The brilliant plan hatched by the leadership of King of Kings young people’s group, the Hilsden brothers (the Canadian-Israeli chaps from the church worship team, three of them) Jeremy our Aussie ex-lifeguard and Nico from Germany was to put our belongings in bin bags to keep the dry, the experienced swimmers simply dived off the waterfall and waited on the other side of the river for the rest of us not quite so confident with water antics.  That meant climbing down a 20 metre steel ladder with bin bags of peoples belongings (and a dog!)

So the next plan was then to ferry people and bags and a dog on an inflatable mattress about 10 metres to the other side, I learned the trick was by Jeremy was to sit astride this thing as if it was a horse, after this it was quite simple, once we were on the other side part two was to then go across some stepping stones over the river with all our gear back to the path.   To do this I went across and found with careful observation some of the stones that were wider apart have some hidden stones in between, after testing this by means of a sort of scout party of a few of us in front, we could go back in direct the rest of the people where to put your feet.   For some reason this turned out to be a very funny and peculiar experience, you see the small (1-3″ long) fishes that were active in the water like to come up and nibble your feet and it tickles!   Found out later they quite like pita bread so, bit of our sandwiches were tossed into the water only to make them a couple of dozen of them frantic fight over the bits.   But they don’t seem to be interested in banana peel though.

Some differences here between Jerusalem and its surroundings, and places like the Dead Sea or the Negev desert was the presence of these strange porous rocks, they have lot of different size holes in.   Might be because there was a volcano by Mount Herman not so far away.

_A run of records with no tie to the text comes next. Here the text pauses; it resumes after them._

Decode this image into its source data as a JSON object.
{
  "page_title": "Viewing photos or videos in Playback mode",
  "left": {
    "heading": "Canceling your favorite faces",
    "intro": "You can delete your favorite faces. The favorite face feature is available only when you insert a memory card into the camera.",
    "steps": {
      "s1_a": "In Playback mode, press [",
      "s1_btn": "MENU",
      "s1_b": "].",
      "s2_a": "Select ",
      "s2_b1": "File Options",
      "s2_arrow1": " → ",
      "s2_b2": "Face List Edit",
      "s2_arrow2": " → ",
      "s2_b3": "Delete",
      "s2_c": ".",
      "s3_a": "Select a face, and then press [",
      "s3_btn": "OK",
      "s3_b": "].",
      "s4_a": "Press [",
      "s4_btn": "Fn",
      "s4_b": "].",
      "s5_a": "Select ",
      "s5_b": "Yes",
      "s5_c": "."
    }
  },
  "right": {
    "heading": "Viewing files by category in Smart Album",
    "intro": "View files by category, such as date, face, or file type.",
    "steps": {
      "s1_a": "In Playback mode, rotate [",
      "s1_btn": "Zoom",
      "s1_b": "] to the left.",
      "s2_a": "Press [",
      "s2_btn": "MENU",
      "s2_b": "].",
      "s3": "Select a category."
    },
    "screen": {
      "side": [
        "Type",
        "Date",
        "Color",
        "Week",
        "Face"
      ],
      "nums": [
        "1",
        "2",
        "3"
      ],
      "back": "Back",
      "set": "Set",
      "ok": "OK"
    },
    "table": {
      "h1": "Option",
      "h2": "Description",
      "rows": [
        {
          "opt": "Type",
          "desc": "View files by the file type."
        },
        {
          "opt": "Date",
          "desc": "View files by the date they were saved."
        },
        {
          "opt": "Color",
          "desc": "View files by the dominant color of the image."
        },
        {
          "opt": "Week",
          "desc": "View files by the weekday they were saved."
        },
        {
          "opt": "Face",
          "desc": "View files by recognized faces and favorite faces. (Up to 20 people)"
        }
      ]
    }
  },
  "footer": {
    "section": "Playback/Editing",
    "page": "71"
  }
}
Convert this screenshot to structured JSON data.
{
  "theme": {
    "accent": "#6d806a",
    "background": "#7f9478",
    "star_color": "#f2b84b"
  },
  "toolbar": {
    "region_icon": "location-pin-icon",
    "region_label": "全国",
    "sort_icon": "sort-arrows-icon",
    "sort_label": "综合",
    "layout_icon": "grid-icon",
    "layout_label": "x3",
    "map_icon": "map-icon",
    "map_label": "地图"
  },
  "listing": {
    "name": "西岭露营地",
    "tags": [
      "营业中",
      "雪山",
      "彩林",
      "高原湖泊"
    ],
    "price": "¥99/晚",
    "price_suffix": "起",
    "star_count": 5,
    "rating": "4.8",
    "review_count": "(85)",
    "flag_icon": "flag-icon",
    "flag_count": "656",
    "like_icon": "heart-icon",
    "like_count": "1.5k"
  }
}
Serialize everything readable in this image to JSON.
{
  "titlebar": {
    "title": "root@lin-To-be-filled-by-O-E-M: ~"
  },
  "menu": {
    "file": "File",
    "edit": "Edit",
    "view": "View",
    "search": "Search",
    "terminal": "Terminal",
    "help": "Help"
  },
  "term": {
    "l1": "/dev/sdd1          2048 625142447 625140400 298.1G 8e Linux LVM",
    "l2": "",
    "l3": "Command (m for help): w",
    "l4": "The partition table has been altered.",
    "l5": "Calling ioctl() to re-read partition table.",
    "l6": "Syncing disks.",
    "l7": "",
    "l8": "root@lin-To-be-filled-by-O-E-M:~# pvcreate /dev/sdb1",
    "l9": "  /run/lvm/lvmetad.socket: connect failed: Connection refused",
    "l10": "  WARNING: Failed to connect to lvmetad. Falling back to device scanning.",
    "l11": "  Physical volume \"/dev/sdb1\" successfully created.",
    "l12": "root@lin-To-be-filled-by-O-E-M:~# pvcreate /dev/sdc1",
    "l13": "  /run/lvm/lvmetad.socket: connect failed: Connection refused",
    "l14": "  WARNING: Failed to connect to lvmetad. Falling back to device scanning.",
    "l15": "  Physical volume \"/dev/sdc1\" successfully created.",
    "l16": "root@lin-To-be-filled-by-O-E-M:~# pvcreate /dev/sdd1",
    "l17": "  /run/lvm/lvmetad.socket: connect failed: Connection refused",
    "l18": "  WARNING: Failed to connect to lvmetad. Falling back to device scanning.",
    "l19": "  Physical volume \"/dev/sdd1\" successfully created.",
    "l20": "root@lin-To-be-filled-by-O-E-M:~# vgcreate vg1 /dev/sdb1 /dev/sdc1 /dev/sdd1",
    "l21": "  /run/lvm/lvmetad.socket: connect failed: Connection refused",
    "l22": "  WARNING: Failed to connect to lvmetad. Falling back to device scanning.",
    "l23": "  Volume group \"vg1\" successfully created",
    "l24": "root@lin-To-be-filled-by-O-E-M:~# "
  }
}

The varied wildlife and the spectacular views were a real treat though.  Got to see groups of different coloured neon Dragonflies, butterflies, unusual birds, an unfortunate torn up corpse of a goat or ibex probably a meal for the packs of Coyotes that I heard the day before that were around.

Got to know plenty of new people at this brief but enjoyable two day event.   I am really happy that I have seen so many different Christians (from all five continents) here exploring and seeking adventure in God’s land.